Echo Area

Emacs-like WM

9 February 2012 0:00 AM (emacs | hlwm | guile)

I've been trying to get a more emacs~/~stumpwm-y feel in my window manager since I discovered that I can use xbindkeys to create emacs-like keybindings.

Today I got a little closer to that. I had some bash scripts that helped my xbindkeys setup with things like switching tags and moving windows, since that involved gathering some information and piping it into dmenu.

I figured out how I should do that, though. So now I've changed my ~/.xbindkeys.scm to include some functions to do that for me. You could look at it here.

I was having some trouble with calling dmenu though. I started with trying to use open-pipe with OPEN_BOTH argument so I could first write to and afterwards read from it. I didn't get it to work, I think it's because I didn't send an EOF at the end of the input, but I haven't found out how to do that yet. I ended up building a string that looks like echo 'value1\nvalue2\nvalue3\n' | dmenu and using that with open-input-pipe and using read-line on it. This looks like:

(define list '("value1" "value2" "value3"))
(let* ((file (open-input-pipe
              (string-append "echo '" (string-join list "\n") "' | dmenu")))
       (tag (read-line file)))
  (close-port file))

(display tag)

That will give the result of the dmenu call, it can be seen in the choose-tag function.

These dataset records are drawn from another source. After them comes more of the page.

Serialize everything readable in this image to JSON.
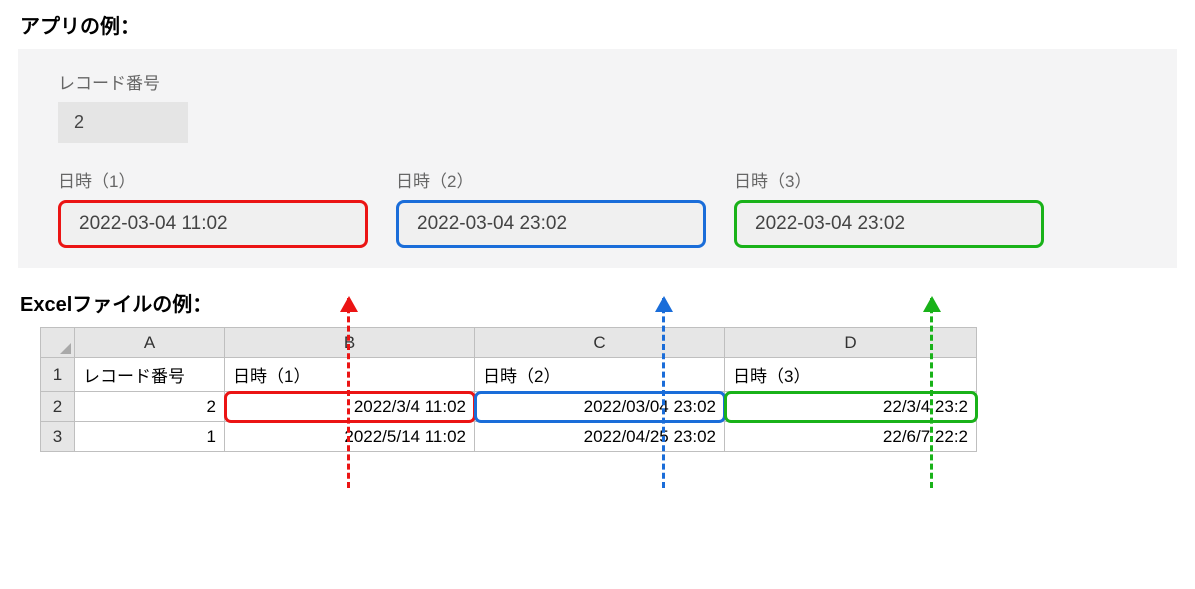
{
  "headings": {
    "app": "アプリの例：",
    "excel": "Excelファイルの例："
  },
  "app": {
    "record_label": "レコード番号",
    "record_value": "2",
    "fields": [
      {
        "label": "日時（1）",
        "value": "2022-03-04 11:02",
        "color": "red"
      },
      {
        "label": "日時（2）",
        "value": "2022-03-04 23:02",
        "color": "blue"
      },
      {
        "label": "日時（3）",
        "value": "2022-03-04 23:02",
        "color": "green"
      }
    ]
  },
  "excel": {
    "columns": [
      "A",
      "B",
      "C",
      "D"
    ],
    "header_row": [
      "レコード番号",
      "日時（1）",
      "日時（2）",
      "日時（3）"
    ],
    "rows": [
      {
        "num": "2",
        "cells": [
          "2",
          "2022/3/4 11:02",
          "2022/03/04 23:02",
          "22/3/4 23:2"
        ],
        "highlight": [
          "",
          "red",
          "blue",
          "green"
        ]
      },
      {
        "num": "3",
        "cells": [
          "1",
          "2022/5/14 11:02",
          "2022/04/25 23:02",
          "22/6/7 22:2"
        ],
        "highlight": [
          "",
          "",
          "",
          ""
        ]
      }
    ]
  },
  "annotation": {
    "colors": {
      "red": "#eb1414",
      "blue": "#1a6dd9",
      "green": "#19b219"
    }
  }
}
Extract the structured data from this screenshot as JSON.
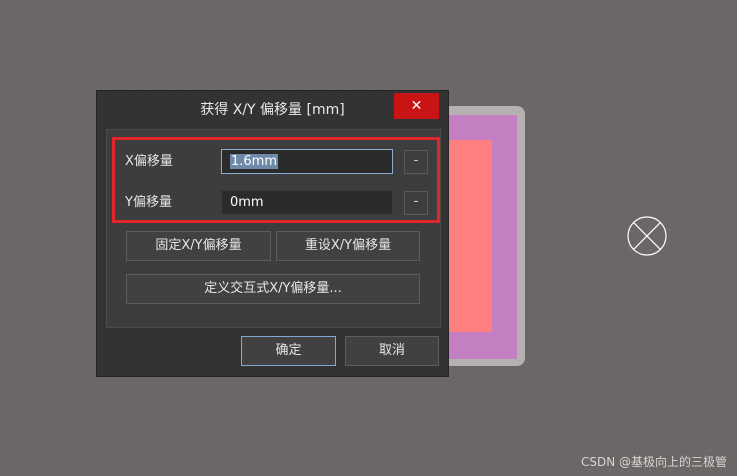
{
  "dialog": {
    "title": "获得 X/Y 偏移量 [mm]",
    "close_glyph": "✕",
    "x_offset_label": "X偏移量",
    "x_offset_value": "1.6mm",
    "y_offset_label": "Y偏移量",
    "y_offset_value": "0mm",
    "dash_label": "-",
    "fix_button": "固定X/Y偏移量",
    "reset_button": "重设X/Y偏移量",
    "define_button": "定义交互式X/Y偏移量...",
    "ok_button": "确定",
    "cancel_button": "取消"
  },
  "watermark": "CSDN @基极向上的三极管",
  "colors": {
    "highlight": "#e0262b",
    "close_button": "#c81414",
    "pcb_inner": "#ff7f7f",
    "pcb_mid": "#c27fc2",
    "pcb_outer": "#b5b1b0",
    "canvas": "#6b6766"
  },
  "icons": {
    "origin_marker": "crossed-circle-icon",
    "close": "close-icon"
  }
}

Of course you shouldn't forget that tag can still be nil or something that isn't in the list, so I use the string? and member functions to check whether I got something at all and if it exists in list.

Next up will be seeing what I can do with the information at hand. First idea is to reorder the tags and such as they do in emacs. I can (easily) keep track of the last picked value and I could keep an eye on the current value. Another idea, not directly related to all this is run-or-raise functionality, if I keep track what is started/moved where I might be able to do that as well, although that is not emacs related.